I have a KevinYee-like dislike for FastPass, for pretty much all the reasons he's stated in his columns. However, I do like the Uni approach to FP that allows people a guarantee to "see it all" if they stay in one of the Uni hotels. I've been thinking about how to adopt that to WDW given the huge number of hotel rooms it has.
Here's my answer:
If you stay one night... You get nothing.
If you stay two nights... You get a collection of FP Return Line tickets for either Magic Kingdom or Epcot (your choice.)
If you stay four nights... You get the entry tickets for rides at the park you didn't select at the two night mark.
If you stay five nights... Your choice of the Studios or DAK.
If you stay six nights... Whichever park you didn't choose for five nights.
This scheme has all kinds of benefits. It upsells people to not stay an odd number of nights unless they're staying at least five. I suspect the majority of us choose between three or four night stays if we're not doing the full six night week, and in this setup you'd be tempted to push it out just one more.
Also, this would be the strongest shot yet fired by Disney against the hotels on I-Drive and elsewhere.
Because you have to stay quite a while to get the See It All stuff for DAK and Studios, it might cause these parks numbers to go down slightly.
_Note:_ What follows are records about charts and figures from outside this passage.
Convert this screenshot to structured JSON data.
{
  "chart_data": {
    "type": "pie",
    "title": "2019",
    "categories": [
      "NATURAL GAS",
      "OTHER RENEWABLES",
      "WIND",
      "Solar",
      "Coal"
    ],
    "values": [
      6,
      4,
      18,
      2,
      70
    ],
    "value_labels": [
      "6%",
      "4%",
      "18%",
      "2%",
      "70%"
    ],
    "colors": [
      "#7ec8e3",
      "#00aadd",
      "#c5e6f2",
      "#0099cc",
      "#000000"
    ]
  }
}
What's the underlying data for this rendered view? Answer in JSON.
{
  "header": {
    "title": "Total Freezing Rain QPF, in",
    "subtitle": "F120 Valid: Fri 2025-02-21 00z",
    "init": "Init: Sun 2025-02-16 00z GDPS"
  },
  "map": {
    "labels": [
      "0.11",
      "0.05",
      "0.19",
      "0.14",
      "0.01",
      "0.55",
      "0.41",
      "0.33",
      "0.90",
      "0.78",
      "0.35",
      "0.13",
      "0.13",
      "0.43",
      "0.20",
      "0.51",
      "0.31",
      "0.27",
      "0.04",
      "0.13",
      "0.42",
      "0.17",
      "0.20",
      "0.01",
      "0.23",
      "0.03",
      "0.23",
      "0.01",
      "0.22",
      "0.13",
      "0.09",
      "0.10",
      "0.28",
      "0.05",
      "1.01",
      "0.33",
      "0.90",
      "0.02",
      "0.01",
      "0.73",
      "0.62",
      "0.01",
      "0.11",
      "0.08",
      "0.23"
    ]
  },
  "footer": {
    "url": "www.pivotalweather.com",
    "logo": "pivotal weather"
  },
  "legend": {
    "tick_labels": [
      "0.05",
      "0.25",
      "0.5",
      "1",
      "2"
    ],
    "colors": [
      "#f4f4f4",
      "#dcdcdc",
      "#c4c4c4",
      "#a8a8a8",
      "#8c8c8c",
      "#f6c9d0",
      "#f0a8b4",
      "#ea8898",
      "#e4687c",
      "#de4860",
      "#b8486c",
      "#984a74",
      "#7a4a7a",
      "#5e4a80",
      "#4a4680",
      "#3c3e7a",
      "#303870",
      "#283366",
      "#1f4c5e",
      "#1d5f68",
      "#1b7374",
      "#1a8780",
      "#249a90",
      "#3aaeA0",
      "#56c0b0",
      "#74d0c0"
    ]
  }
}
The fact that some people won't stay five or six nights and will be discouraged from going there until they've used up all their passes elsewhere should lighten the load on these parks (especially when you consider that a large number of people already do stay six nights and will gum up lines enough as it is.)
Finally, for the visitor there is a bit of an assurance that unless they slack off big-time, they will definitely have a chance to "see it all" at which ever park(s) they go to. You are guaranteed at least one go-round at every major ride at whereever you go. The rest of the time might be spent on re-rides, smaller rides, or relaxing or maybe even some of the non-park resort facilities that have languished in recent decades.